Because this is what has been happening in the birthplace of quantitative easing, Japan. Confronted since the 1990s with a stubbornly stagnant economy, the Bank of Japan has resorted to ever greater doses of QE. In 2013, it inaugurated Quantitative and Qualitative Easing (QQE), buying government bond and “other market assets” worth £1.8 trillion. In an article from last summer, entitled ‘Capitalism’s Silent Surrender”, economist Harry Shutt noted the “creeping nationalisation” occurring all over the world. The Bank of Japan, he wrote “is now estimated to own at least half both of all outstanding government bonds (JGBs) and of equities quoted on the Nikkei 225 Index of the Tokyo stock exchange”.

On the surface, Japan still appears to be a classic capitalist economy. The world-famous names of its economy – Toyota, Hitachi, Sony, Mitsubishi and so on – are all still alive and kicking and internally organised no differently to before. The country is as hierarchical as it ever was, as well as steadily becoming more unequal. But behind the scenes it is transforming, in terms of ownership, into something different. “If this trend continues,” Shutt concludes, “it is evident that the Japanese state will become the de facto owner of the bulk of what has been the hitherto privately owned enterprise sector.”

And, as current events show, this trend is continuing, in fact rapidly accelerating. If lockdown persists for 18 months, albeit with brief relaxations, it seems almost certain that the main capitalist countries of the world will follow Japan and become the effective owners of large swathes of the private sector.

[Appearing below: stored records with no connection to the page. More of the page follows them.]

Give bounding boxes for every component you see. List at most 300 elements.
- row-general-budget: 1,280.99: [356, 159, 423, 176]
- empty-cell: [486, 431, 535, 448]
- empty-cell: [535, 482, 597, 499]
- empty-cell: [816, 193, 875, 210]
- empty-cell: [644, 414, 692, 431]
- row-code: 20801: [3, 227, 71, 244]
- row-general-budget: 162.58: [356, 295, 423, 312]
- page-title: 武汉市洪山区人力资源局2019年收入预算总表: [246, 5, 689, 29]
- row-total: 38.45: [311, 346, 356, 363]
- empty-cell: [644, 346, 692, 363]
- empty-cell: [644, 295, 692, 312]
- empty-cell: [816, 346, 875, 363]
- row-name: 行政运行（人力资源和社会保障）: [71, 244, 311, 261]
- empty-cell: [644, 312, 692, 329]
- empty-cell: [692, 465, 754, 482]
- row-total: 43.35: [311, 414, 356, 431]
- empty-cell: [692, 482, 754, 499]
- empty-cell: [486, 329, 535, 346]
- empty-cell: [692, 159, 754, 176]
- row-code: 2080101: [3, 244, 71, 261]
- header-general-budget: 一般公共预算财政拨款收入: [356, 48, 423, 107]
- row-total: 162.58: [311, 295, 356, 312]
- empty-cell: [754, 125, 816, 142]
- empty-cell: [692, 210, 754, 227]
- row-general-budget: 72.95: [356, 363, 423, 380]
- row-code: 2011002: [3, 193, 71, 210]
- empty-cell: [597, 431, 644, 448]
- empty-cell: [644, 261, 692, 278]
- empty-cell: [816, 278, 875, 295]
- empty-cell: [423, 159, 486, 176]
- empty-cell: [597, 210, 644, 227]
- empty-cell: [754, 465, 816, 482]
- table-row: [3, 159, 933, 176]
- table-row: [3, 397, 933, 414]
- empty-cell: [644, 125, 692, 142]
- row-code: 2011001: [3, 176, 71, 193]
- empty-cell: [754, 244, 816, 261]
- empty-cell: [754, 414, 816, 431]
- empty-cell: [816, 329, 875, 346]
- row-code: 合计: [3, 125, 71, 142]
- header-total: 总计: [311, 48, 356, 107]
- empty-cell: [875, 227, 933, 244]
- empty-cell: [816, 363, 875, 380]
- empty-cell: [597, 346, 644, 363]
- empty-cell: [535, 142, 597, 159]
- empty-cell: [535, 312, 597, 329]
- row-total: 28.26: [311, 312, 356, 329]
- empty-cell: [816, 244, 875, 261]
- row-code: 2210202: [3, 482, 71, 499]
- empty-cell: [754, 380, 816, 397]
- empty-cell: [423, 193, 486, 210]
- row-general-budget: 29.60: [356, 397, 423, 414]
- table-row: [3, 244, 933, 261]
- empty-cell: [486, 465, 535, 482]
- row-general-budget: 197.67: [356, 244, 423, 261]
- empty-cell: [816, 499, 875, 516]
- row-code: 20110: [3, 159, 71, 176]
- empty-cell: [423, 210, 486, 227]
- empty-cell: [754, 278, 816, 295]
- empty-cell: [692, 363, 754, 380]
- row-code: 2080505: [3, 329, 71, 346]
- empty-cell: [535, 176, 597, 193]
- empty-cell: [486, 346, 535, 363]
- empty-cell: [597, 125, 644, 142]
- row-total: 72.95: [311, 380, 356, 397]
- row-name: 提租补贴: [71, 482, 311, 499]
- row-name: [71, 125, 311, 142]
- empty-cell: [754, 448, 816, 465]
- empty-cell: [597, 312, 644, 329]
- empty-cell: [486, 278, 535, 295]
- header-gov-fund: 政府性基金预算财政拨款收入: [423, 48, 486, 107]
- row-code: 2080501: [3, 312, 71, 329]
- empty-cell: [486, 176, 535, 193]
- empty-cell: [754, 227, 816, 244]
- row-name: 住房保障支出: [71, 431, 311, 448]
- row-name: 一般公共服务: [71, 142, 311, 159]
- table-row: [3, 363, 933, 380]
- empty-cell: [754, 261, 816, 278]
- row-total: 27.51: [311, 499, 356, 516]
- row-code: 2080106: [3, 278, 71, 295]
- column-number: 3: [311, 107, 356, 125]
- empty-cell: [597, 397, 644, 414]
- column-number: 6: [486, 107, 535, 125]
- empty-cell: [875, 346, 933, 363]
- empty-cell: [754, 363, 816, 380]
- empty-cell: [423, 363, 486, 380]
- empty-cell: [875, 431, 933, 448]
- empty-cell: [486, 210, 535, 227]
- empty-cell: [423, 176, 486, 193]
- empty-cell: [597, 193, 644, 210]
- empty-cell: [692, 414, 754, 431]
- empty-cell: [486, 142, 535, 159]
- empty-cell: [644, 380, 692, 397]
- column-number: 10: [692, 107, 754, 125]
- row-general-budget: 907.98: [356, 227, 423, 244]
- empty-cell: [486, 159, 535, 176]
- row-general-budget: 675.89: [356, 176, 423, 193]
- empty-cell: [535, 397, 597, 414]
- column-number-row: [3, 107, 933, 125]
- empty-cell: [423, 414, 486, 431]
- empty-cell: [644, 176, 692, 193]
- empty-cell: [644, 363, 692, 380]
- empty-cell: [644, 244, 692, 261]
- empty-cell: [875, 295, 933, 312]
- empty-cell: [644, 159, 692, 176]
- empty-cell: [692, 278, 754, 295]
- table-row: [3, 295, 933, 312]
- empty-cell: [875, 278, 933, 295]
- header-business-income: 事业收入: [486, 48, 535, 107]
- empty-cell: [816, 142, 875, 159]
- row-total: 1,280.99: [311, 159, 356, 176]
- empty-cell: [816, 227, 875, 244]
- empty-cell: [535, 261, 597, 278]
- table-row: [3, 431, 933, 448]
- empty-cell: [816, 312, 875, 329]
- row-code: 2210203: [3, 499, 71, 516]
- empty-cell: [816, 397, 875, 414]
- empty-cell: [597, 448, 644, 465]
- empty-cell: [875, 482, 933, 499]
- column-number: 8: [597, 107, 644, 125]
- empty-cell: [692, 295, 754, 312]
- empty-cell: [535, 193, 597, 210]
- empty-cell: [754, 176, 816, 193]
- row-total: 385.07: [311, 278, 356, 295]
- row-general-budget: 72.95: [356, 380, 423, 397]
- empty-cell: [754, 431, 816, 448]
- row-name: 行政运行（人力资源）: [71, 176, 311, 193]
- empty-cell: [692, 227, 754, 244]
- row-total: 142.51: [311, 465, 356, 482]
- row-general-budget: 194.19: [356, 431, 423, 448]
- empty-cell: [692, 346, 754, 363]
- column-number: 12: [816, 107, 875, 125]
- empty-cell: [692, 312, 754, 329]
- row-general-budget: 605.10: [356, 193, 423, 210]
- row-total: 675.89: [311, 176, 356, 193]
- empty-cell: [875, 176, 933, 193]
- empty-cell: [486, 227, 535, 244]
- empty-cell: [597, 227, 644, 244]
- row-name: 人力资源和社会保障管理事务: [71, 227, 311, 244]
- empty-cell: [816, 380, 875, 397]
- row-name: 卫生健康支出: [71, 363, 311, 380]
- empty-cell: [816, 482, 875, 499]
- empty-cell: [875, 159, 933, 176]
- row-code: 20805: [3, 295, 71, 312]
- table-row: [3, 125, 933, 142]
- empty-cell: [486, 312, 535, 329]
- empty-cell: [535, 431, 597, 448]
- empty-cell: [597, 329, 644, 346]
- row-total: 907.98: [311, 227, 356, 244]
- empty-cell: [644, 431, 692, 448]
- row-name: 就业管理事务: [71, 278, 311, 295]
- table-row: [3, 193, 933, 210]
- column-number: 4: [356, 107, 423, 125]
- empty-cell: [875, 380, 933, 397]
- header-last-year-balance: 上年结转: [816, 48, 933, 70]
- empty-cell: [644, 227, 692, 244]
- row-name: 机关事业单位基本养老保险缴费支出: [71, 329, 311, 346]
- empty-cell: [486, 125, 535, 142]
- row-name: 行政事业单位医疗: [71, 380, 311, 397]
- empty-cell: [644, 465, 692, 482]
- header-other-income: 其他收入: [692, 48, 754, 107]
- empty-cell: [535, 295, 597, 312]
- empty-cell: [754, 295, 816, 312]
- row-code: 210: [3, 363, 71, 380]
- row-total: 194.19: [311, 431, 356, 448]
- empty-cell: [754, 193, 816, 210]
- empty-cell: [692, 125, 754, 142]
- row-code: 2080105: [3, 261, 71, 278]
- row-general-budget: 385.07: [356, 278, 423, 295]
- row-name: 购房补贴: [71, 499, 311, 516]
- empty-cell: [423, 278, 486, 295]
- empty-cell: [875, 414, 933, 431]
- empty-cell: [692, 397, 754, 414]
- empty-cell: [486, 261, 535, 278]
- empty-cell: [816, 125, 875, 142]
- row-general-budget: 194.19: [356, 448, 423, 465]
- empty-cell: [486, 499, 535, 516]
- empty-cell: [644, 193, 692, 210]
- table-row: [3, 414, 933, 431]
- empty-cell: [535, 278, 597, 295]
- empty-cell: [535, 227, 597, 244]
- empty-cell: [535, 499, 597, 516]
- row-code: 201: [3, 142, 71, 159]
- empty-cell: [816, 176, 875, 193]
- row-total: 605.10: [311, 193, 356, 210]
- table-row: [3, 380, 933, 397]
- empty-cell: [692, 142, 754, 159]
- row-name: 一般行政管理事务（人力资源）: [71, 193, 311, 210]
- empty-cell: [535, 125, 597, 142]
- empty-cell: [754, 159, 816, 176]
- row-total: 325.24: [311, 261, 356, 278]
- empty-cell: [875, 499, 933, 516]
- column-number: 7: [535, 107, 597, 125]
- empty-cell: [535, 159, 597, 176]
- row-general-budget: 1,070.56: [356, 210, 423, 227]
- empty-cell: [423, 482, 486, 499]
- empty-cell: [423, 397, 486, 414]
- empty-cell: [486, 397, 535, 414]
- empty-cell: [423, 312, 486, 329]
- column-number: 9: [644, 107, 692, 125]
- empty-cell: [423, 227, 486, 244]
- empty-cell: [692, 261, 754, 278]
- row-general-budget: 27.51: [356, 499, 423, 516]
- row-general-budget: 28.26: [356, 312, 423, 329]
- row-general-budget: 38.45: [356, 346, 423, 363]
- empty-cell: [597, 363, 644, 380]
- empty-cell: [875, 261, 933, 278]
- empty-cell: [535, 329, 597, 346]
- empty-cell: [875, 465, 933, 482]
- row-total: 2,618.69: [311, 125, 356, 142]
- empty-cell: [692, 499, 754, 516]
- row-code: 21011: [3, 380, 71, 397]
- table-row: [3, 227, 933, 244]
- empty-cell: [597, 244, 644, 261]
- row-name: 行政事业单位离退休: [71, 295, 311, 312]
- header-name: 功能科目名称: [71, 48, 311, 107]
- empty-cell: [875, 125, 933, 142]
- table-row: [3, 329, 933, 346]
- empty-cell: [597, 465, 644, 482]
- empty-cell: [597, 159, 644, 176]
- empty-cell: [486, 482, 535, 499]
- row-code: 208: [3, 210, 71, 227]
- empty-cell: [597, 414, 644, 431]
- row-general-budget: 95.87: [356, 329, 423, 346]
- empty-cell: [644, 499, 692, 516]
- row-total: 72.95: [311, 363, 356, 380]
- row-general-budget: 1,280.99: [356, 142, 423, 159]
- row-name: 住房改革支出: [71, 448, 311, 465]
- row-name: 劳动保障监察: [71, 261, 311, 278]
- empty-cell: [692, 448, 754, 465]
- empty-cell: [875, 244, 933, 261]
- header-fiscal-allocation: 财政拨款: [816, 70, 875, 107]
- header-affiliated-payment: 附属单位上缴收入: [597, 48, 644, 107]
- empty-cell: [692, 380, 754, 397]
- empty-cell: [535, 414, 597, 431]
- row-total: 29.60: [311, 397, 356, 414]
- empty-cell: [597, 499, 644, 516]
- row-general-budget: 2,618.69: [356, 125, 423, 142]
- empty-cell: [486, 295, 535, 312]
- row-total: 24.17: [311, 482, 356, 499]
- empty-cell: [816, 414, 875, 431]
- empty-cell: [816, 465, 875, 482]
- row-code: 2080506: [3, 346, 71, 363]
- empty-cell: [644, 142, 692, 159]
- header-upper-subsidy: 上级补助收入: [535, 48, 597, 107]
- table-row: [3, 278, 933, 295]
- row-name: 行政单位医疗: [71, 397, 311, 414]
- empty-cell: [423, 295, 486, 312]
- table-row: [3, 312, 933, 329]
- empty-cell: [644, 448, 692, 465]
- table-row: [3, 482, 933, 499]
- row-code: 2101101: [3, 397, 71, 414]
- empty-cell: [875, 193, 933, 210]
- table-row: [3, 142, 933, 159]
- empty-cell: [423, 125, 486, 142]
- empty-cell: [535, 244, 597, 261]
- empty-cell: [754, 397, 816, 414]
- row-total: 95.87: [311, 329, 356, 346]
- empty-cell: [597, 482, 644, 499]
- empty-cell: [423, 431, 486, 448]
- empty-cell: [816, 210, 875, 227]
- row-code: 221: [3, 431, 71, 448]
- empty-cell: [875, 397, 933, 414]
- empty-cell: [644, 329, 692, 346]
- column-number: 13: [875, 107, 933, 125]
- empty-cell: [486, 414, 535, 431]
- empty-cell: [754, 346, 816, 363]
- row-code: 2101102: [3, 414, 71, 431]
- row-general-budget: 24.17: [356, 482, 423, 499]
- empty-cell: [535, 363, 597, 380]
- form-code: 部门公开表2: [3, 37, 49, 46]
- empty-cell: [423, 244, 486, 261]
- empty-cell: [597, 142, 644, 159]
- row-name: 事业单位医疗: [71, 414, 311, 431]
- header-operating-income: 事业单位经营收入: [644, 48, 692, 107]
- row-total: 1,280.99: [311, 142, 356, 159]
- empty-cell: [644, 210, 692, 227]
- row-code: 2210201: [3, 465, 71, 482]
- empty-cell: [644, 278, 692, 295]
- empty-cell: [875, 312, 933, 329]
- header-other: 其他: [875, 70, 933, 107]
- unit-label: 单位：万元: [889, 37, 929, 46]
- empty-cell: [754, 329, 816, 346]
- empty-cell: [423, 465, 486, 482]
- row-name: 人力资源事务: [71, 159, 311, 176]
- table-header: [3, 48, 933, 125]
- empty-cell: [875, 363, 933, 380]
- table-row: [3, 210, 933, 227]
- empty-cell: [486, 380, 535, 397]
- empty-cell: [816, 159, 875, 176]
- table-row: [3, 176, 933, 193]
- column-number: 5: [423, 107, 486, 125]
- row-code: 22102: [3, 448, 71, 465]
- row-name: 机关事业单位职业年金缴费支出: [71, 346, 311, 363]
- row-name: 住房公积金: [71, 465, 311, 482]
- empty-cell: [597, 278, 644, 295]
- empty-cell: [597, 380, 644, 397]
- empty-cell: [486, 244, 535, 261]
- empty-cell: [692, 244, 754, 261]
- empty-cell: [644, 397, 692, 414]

State control is not socialism

But it won’t be anything resembling socialism, unless the suffix “for the rich” is added afterwards. This isn’t merely because, in the UK, Sunak’s massive package to pay 80% of employee wages will go to the companies that employ them not to the workers themselves. Or that support for businesses eclipses that for ordinary people (estimated in the US to be set at 2/3rds for business, in terms of cash and loans and 1/3rd to unemployed workers and the self-employed). Or indeed that the rescue package is conspicuously partial, passing over private renters – who can still be evicted – and benefit claimants for whom existing sanctions have not been rescinded.

It is mainly because the expansion of state control and ownership will be used to reinforce the power and control of the small minority at the top of the corporate economy. While small businesses will suffer, large corporate entities with enormous cash reserves, will survive and likely prosper, aided by state bail-outs and de facto state ownership.

As Blakeley wisely notes, the Left should not react to the massive rises in public spending in evidence across advanced economies as if its programme is being reluctantly enacted by those ideologically opposed to it. “The legacy of this crisis will be the concentration of economic and political power in the hands of a tiny oligarchy, composed of senior politicians, central bankers, financiers and corporate executives,” she says.

The question to ask is cui bono.

What Shutt said last summer in relation to another financial crisis may, in fact, be the end result of the coronavirus crisis: “… it may suddenly dawn on the public that it has already, by default, assumed ownership of most or all of what was once believed to be the private enterprise sector – without ever having taken control of it.”